In 2010, as a response to the implementation evaluation recommendations, the Public Health Agency of Canada engaged Government Consulting Services to provide some guidance on horizontal governance and management for the Federal Initiative. According to that document, the Management Response and Action Plan agreed with the recommendation and undertook to "identify new and revised horizontal management tools for the Responsibility Centre Committee."

Part of the suite of management tools suggested for strengthening horizontal management included the development of a joint long-term plan, updated annually, and 'based on an integrated analysis of the external and internal environment, identifying priority areas for action and associated opportunities for coordination and joint work'.  Recognizing their own departmental priorities, each Federal Initiative partner would then develop its own detailed work plan to align with the joint work plan.

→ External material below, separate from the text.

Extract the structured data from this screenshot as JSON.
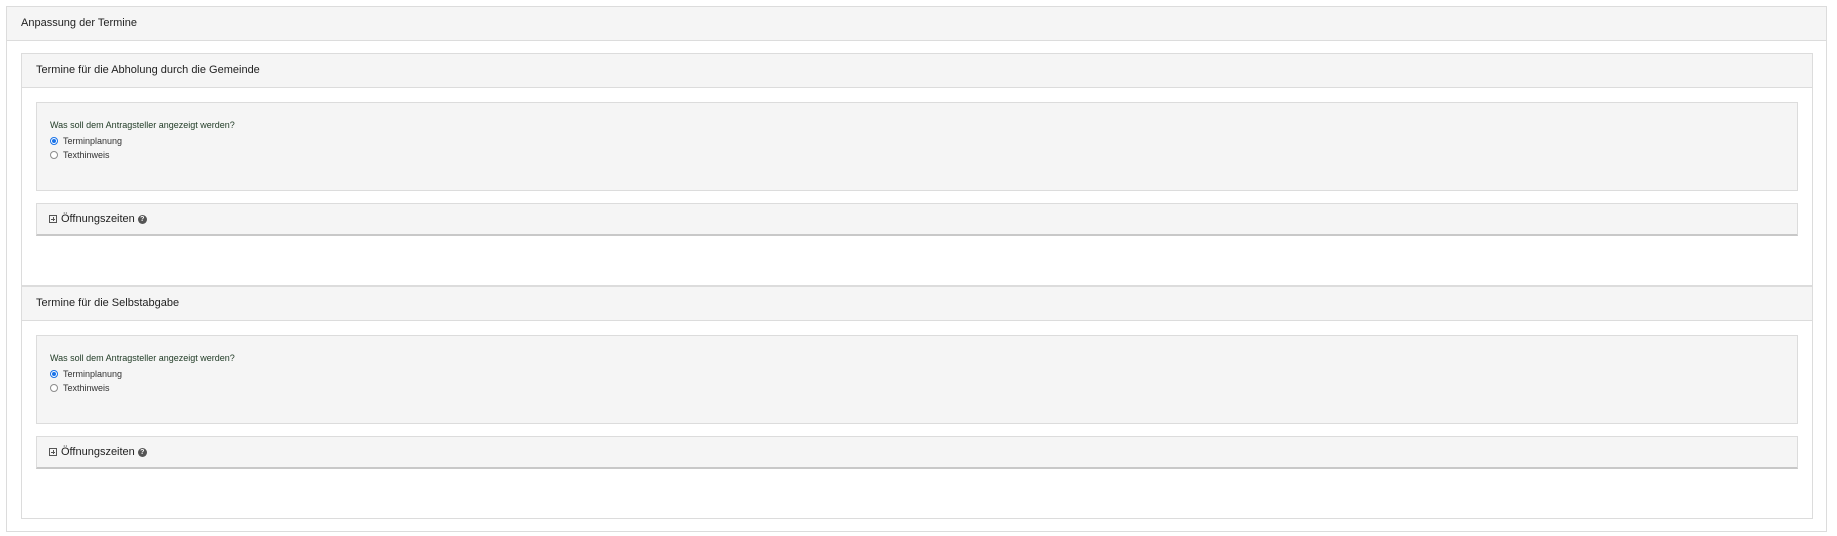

As noted in the previous section, a Terms of Reference document was revised to include an appendix containing priorities. However, priorities were focused on past accomplishments rather than future plans. To meet the commitments outlined above, it would be necessary to provide a forward looking plan and then report on progress of implementing the plan, documenting how "priorities" engaged partners across the Federal Initiative.

While governance of the Federal Initiative funds is an important focus for the Committee, many of the senior managers around the table have similar and broader roles to manage other related communicable diseases such as hepatitis C, sexually transmitted infections and tuberculosis. Efficiencies could be gained by expanding discussion to these topics.